Much has been written about the Kerala model in tackling the coronavirus, and it surely is praiseworthy. While comparisons may be unfair considering the challenges each state has had to grapple with during these extraordinary times, equally effective has been the least-talked-about Andhra model. Perhaps, it is overlooked due to the initial response of the government after the first positive case was reported. At the time, CM Jagan Mohan Reddy was keen on pressing ahead with the scheduled local elections and drew flak for stating the bitter truth: learn to live with Covid-19 until a vaccine is found.

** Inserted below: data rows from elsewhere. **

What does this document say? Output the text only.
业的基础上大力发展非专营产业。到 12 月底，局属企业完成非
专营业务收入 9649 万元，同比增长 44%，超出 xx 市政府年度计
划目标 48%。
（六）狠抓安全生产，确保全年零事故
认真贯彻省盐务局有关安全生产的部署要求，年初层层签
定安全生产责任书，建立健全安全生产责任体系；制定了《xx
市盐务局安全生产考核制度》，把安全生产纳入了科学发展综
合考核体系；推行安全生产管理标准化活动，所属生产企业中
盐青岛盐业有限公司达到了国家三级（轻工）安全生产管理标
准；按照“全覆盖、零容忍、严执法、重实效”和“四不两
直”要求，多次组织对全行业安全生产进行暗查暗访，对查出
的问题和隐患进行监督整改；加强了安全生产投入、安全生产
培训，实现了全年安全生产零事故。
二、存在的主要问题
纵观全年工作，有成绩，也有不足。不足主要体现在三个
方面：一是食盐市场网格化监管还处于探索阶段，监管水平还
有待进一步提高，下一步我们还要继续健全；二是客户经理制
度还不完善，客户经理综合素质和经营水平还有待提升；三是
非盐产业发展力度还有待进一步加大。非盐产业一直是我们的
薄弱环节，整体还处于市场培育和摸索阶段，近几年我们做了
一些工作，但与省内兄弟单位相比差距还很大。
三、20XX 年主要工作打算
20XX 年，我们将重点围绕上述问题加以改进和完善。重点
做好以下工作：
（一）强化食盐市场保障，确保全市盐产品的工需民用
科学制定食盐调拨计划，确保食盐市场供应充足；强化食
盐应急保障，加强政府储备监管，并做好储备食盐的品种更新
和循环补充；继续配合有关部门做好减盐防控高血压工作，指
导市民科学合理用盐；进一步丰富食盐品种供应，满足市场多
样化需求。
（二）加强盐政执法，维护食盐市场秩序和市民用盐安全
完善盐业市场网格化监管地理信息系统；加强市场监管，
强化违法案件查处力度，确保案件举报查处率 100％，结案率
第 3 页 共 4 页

Since then, the number of cases has increased to 2,557. Of them, 53 have died and 1,664 successfully treated. If we examine the data, the doubling rate has improved from 11.7 days on April 30 to 24.4 days on May 14 when the all-India rate is 13.6 days. Seen in the context of ramped-up testing, it is a commendable achievement. AP moved fast, importing testing kits from South Korea. It has tested 2,67,609 samples and tests over 9,000 samples every 24 hours or in other words, 5,011 tests per million. The positivity rate is among the lowest at 0.96% and recovery rate among the highest at 65.08%.
At times of crisis, leadership matters. Credit must be given to Jagan, who has no prior administrative experience, for not being economical with the truth and being firm but gentle. The wide network of volunteers he has put in place, along with the police and medical staff, helped survey each and every household, thrice, to identify and isolate any person with Covid-19 symptoms. Contact tracing has become relatively easier.
The crucial factor is the CM’s move to decentralise administration and entrust officers with specific tasks without micromanaging everything from his chambers. His insistence on adopting a humanitarian approach has also allayed public fears to an extent. Nonetheless, with the lockdown set to end sooner or later, he will have to not only contain the virus but also revive the economy. How he does it will set the tone for his second year in office beginning May 31 and the future of the state.